The collapse of energy giant Enron left many people in that position. Employees dependent on the company for income, savings, retirement, and those who owned a substantial amount of Enron stock, were left with nothing when the company went under.
Employees who worked for dot-com companies that went belly-up in the late 1990s had similar experiences.
What lesson can be learned from these extreme examples?
Although companies market their investment plans and programs, you should approach participation with a “buyer beware” mindset. Weigh your choices carefully—in the context of your life.
Are you heavily dependent on your employer for income? Is the company’s retirement plan essential to your long-term security? What happens if one or both suddenly weren’t available?
Owning stock in a company can prove rewarding. In addition to watching your investment grow with the company, you have the benefit of being a shareholder. In this role, you get to influence corporate direction by voting for board members, among other issues.

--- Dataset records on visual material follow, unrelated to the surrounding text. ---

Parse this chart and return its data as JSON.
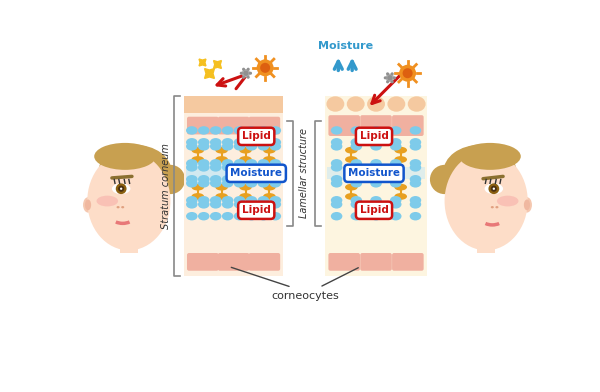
{
  "bg_color": "#ffffff",
  "skin_bg_healthy": "#fdeede",
  "skin_bg_dry": "#fdf5e0",
  "top_strip_healthy": "#f5c9a0",
  "cell_pink": "#f0b0a0",
  "lipid_blue": "#7ecbea",
  "lipid_orange": "#e8a020",
  "moisture_band": "#c8e8f5",
  "label_lipid_text": "#cc1111",
  "label_lipid_border": "#cc1111",
  "label_moisture_text": "#1155cc",
  "label_moisture_border": "#1155cc",
  "stratum_text": "Stratum corneum",
  "lamellar_text": "Lamellar structure",
  "corneocytes_text": "corneocytes",
  "moisture_label": "Moisture",
  "face_skin": "#fdddc8",
  "face_hair": "#c8a050",
  "face_blush": "#f5a0a0",
  "face_lip": "#e87878",
  "face_eye": "#8b6010",
  "sun_outer": "#f09020",
  "sun_inner": "#dd6010",
  "sparkle": "#f5c020",
  "gray_particle": "#909090",
  "red_arrow": "#cc1111",
  "blue_arrow": "#3399cc",
  "bracket_color": "#888888"
}
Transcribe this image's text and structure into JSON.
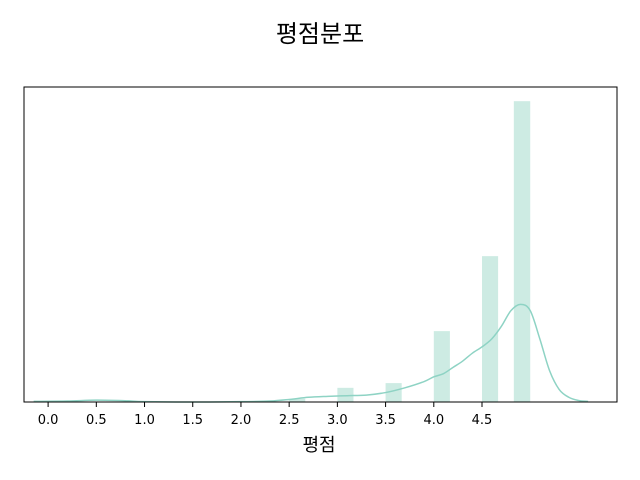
{
  "chart_data": {
    "type": "bar",
    "title": "평점분포",
    "xlabel": "평점",
    "ylabel": "",
    "x_ticks": [
      "0.0",
      "0.5",
      "1.0",
      "1.5",
      "2.0",
      "2.5",
      "3.0",
      "3.5",
      "4.0",
      "4.5"
    ],
    "xlim": [
      -0.25,
      5.9
    ],
    "ylim": [
      0,
      1
    ],
    "y_axis_visible": false,
    "grid": false,
    "histogram": {
      "bin_width": 0.167,
      "bins": [
        {
          "x0": 2.5,
          "x1": 2.667,
          "value": 0.01
        },
        {
          "x0": 3.0,
          "x1": 3.167,
          "value": 0.045
        },
        {
          "x0": 3.5,
          "x1": 3.667,
          "value": 0.06
        },
        {
          "x0": 4.0,
          "x1": 4.167,
          "value": 0.225
        },
        {
          "x0": 4.5,
          "x1": 4.667,
          "value": 0.463
        },
        {
          "x0": 4.83,
          "x1": 5.0,
          "value": 0.955
        }
      ]
    },
    "kde_curve": {
      "x": [
        -0.15,
        0.2,
        0.5,
        0.8,
        1.0,
        1.5,
        2.0,
        2.3,
        2.5,
        2.7,
        2.9,
        3.1,
        3.3,
        3.5,
        3.7,
        3.9,
        4.0,
        4.1,
        4.2,
        4.3,
        4.4,
        4.5,
        4.6,
        4.7,
        4.8,
        4.9,
        5.0,
        5.1,
        5.2,
        5.3,
        5.4,
        5.5,
        5.6
      ],
      "y": [
        0.002,
        0.003,
        0.006,
        0.004,
        0.001,
        0.0,
        0.001,
        0.003,
        0.008,
        0.015,
        0.018,
        0.02,
        0.022,
        0.03,
        0.045,
        0.065,
        0.08,
        0.09,
        0.11,
        0.13,
        0.155,
        0.175,
        0.2,
        0.24,
        0.29,
        0.31,
        0.29,
        0.2,
        0.1,
        0.04,
        0.015,
        0.005,
        0.002
      ]
    },
    "colors": {
      "bar_fill": "#cdebe3",
      "kde_line": "#8ed3c4",
      "axes": "#000000"
    }
  }
}
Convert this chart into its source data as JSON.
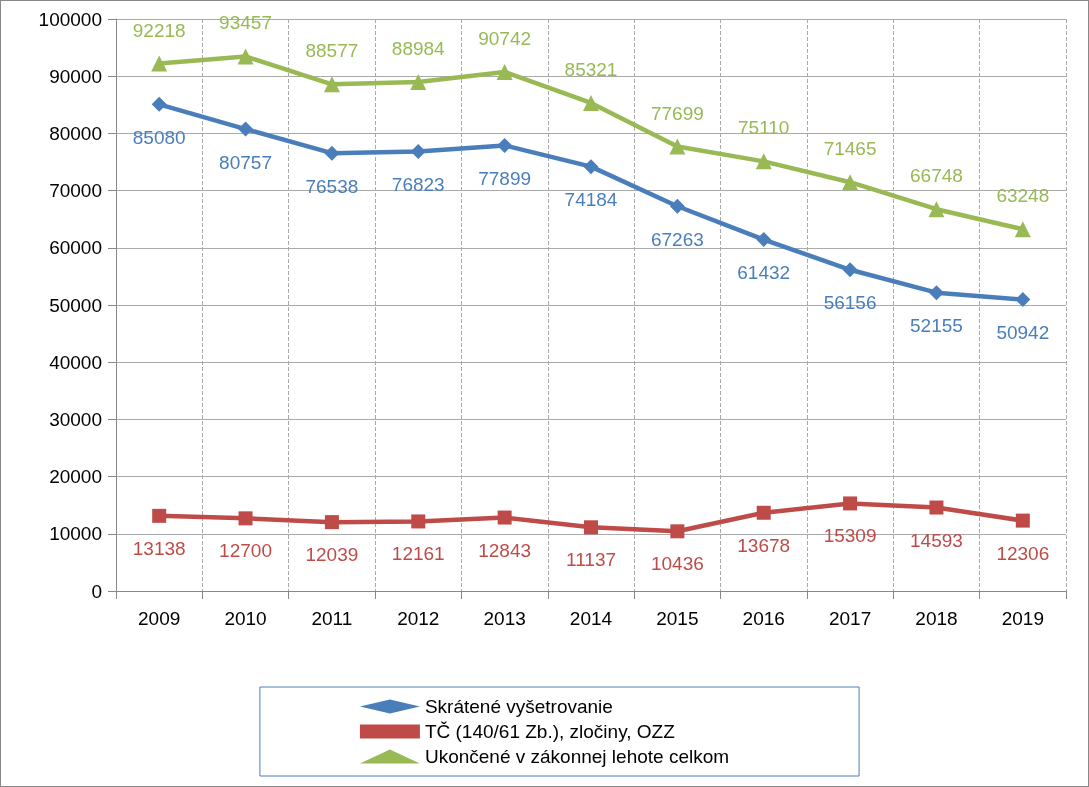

But what happens if your company goes through tough times? Enron is a worst case scenario, but many companies have seen their stock devalued in the current economic environment. Can you afford to wait for the stock to rebound? Equally important, do you have the wherewithal to handle financial turbulence?
Before investing through your company, or in it, take stock of the company—as well as your own situation. Do your research in order to assess risk. If necessary, seek the assistance of a financial expert.
Given today’s many investment choices, companies sometimes sponsor employee financial information sessions. If your employer offers such a session, attend it and have your questions ready. Financial advice is usually available through an Employee Assistance Program (EAP) as well. Membership organizations and community associations are also sources of investment seminars.
In addition, there are many books that can help you understand your investment choices.
Single-minded women should check out “Women & Money: Owning the Power to Control Your Own Destiny” by Suze Orman, which covers a wide range of financial topics.
Investing through or in your company can yield good–make that great–results. But the chance for bad or extremely ugly results also exists.
By assessing investment opportunities carefully, you will enter into decisions with a clear understanding of the potential outcome—and hopefully generate greater income.